The repression perplexes foreign experts seeking to help China grapple with the rising challenges of combating HIV infection.

"Nothing about it makes any sense," said Meg Davis, director of Asia Catalyst, a New York-based group and co-sponsor of the canceled Guangzhou legal conference.

"China is at a crossroads both in terms of its fight against AIDS and its very new and fragile civil society," Davis said.

Some domestic activists said China's leaders are clamping down because they worry that international media attention in the run-up to next summer's Olympic Games will focus on aspects of China that leaders find embarrassing.

"They hope that there will be no unharmonious voices during the Olympics period," said Hu Jia, an activist and co-founder of a nonprofit Beijing AIDS group.

Legal experts said the crackdown could backfire on China's efforts to combat HIV infection.

"If you suppress human rights, what happens is that people vulnerable to HIV are scared to be tested or seek treatment," said Mark Heywood, founder of South Africa's AIDS Law project and chairman of the UNAIDS human rights reference group, a body offering advice on the global epidemic.

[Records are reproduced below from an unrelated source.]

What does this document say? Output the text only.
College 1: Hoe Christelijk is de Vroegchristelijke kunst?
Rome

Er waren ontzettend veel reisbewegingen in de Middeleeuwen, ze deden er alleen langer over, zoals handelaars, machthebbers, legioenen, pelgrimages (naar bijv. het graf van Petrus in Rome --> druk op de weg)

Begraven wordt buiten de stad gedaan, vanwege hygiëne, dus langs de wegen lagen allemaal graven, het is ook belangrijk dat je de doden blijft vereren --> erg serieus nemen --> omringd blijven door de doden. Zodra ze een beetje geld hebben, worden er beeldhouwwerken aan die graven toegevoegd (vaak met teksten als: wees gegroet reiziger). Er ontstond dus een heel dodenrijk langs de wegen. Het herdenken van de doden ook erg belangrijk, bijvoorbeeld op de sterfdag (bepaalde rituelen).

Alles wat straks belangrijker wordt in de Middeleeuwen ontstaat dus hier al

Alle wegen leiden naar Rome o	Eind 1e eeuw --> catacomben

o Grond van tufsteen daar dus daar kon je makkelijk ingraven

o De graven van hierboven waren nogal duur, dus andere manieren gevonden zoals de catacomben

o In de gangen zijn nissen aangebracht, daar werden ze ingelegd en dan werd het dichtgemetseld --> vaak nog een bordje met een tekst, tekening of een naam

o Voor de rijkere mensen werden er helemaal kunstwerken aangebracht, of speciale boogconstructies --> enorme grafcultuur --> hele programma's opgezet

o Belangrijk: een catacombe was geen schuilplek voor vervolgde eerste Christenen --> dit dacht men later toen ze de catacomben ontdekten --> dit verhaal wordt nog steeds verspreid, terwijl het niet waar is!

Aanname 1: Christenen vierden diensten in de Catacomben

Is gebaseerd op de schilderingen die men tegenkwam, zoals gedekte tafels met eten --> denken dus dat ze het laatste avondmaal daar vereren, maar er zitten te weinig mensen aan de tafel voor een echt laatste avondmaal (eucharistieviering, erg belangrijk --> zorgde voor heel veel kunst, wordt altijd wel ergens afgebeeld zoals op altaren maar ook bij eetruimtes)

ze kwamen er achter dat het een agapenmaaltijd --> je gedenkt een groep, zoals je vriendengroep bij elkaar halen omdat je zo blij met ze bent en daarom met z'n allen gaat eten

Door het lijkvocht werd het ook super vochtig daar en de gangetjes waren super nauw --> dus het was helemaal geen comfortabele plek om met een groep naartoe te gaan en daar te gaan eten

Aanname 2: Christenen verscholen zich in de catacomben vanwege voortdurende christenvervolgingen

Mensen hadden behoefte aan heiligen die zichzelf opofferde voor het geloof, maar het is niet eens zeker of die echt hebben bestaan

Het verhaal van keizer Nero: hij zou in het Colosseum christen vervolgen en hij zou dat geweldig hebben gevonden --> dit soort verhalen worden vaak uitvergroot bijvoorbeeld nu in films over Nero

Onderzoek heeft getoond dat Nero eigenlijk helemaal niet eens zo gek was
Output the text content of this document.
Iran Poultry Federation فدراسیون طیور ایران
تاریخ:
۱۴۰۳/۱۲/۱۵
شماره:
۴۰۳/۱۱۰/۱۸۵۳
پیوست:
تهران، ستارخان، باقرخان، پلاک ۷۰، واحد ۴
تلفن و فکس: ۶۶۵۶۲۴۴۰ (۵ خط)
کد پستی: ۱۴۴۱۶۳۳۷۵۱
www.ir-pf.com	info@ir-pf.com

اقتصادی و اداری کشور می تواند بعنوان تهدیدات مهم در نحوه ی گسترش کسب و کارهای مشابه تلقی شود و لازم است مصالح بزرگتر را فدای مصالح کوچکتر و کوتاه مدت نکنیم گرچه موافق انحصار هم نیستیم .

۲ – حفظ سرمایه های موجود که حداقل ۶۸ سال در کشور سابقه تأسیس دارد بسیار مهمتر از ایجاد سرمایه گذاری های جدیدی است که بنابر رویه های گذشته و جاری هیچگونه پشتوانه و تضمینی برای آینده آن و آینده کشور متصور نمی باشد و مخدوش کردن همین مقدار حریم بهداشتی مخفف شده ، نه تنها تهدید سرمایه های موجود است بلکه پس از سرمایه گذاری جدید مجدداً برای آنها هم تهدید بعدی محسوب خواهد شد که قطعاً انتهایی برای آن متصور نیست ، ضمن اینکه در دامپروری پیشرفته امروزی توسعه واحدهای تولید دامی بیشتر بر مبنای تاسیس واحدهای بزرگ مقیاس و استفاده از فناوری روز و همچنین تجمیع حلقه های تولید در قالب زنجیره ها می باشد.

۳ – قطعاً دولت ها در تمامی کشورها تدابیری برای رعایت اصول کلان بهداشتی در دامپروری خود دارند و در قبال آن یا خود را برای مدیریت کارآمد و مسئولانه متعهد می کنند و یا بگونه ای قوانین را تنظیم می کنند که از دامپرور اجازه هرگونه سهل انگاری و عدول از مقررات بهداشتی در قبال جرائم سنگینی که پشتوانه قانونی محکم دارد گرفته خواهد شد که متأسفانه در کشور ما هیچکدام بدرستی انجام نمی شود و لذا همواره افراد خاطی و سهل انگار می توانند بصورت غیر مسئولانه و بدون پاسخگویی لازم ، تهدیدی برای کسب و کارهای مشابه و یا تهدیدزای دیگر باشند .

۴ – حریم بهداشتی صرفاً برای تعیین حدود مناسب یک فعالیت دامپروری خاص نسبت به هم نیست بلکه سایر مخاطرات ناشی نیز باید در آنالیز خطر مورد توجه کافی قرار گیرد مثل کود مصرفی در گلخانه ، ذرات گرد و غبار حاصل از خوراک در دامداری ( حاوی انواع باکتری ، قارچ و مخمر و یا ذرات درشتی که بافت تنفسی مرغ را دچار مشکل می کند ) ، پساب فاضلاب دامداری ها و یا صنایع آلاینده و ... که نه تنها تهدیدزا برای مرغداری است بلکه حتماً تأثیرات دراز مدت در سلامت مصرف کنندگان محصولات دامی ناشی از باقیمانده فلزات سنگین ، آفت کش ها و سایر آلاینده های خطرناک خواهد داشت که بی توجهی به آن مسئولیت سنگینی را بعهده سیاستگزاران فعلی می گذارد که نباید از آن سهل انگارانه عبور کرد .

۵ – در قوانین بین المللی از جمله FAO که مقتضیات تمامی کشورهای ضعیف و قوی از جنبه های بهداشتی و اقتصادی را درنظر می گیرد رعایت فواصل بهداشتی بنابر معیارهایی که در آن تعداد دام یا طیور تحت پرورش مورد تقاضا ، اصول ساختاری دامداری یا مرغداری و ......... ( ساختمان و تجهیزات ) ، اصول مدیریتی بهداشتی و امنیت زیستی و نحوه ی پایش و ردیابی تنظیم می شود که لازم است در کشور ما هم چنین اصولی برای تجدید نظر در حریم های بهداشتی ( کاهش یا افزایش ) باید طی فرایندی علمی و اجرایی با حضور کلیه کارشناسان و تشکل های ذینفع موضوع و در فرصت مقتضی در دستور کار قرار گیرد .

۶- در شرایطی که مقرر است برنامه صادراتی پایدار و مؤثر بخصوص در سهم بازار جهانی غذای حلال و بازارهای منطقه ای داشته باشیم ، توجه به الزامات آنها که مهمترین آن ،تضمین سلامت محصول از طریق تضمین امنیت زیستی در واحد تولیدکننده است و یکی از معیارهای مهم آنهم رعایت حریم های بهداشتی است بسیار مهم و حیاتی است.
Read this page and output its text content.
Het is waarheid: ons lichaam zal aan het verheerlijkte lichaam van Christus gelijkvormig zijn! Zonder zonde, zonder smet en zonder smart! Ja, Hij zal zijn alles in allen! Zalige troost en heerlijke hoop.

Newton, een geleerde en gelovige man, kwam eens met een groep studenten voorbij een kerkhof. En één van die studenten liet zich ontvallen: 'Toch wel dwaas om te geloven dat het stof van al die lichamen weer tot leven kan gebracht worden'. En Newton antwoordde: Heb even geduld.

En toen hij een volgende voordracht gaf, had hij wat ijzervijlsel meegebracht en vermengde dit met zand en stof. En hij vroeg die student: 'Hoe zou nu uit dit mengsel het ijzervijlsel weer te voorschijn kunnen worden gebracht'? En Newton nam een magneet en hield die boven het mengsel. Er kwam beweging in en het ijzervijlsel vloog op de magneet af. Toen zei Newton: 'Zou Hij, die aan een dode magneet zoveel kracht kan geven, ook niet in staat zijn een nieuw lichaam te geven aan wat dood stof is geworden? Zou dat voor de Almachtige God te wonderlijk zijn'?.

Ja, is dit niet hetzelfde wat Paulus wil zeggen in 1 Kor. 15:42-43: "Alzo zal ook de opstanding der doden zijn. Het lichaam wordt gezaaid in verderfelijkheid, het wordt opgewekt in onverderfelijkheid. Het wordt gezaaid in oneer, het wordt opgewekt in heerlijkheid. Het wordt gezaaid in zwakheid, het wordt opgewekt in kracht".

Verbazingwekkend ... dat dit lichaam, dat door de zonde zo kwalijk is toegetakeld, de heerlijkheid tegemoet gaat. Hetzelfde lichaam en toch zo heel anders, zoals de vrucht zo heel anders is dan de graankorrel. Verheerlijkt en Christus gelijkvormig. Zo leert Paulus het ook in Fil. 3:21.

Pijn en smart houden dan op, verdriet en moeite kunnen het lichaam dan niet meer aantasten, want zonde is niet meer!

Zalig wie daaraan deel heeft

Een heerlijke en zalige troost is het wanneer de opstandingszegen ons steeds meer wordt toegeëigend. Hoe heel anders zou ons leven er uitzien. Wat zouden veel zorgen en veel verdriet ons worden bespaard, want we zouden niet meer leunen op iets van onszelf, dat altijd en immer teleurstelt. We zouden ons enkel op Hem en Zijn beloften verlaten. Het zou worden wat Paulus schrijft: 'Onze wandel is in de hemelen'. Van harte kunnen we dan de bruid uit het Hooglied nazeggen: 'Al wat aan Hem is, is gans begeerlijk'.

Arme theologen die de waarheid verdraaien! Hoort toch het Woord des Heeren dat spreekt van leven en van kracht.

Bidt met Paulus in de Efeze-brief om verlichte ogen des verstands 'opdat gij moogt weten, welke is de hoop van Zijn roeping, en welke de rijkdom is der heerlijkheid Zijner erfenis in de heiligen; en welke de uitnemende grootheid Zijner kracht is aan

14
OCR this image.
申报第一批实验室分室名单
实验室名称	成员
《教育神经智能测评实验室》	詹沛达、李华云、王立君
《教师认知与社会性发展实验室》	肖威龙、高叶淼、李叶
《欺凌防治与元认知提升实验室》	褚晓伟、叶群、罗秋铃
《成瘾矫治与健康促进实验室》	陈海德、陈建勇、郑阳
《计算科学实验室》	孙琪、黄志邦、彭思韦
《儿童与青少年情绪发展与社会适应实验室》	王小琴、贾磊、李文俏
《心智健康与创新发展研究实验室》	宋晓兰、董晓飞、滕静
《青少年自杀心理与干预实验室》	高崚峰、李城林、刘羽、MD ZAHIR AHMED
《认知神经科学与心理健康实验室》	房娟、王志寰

Heywood, who was to attend the Aug. 3-4 Guangzhou conference, said China "is getting away with paying lip service to how we should deal with AIDS, but on the ground it is doing something completely different."

China appears to have averted the large-scale AIDS epidemic that has hit Thailand and parts of Sub-Saharan Africa. Official statistics say the nation of 1.3 billion people has 650,000 people infected with the virus.

The virus has primarily hit drug users, sex workers, ethnic minorities and migrant workers. Henan province in central China became a hotspot in the 1990s when brokers known as "blood heads" paid farmers for blood and plasma, which they sold to unsanitary, often state-run, clinics and hospitals.

A July 24 report on AIDS in China from the Center for Strategic and International Studies, a think tank in Washington, D.C., suggested "that the disease may be moving toward a more generalized epidemic in China," despite official reports that it's under control.

A leading AIDS activist, Li Dan, a former graduate student in astrophysics, said he believes a spate of recent critical reports from global human and civil rights groups hammering China on its poor record — timed to snare headlines to coincide with the yearlong countdown to the Olympics — has provoked the government backlash.

"They are trying to leverage the Olympics as a tool to push the Chinese government," Li said, adding that he hopes foreign groups "back off a little bit" so that repression against weak domestic groups will abate.

(McClatchy Newspapers special correspondent Hua Ting contributed to this report.)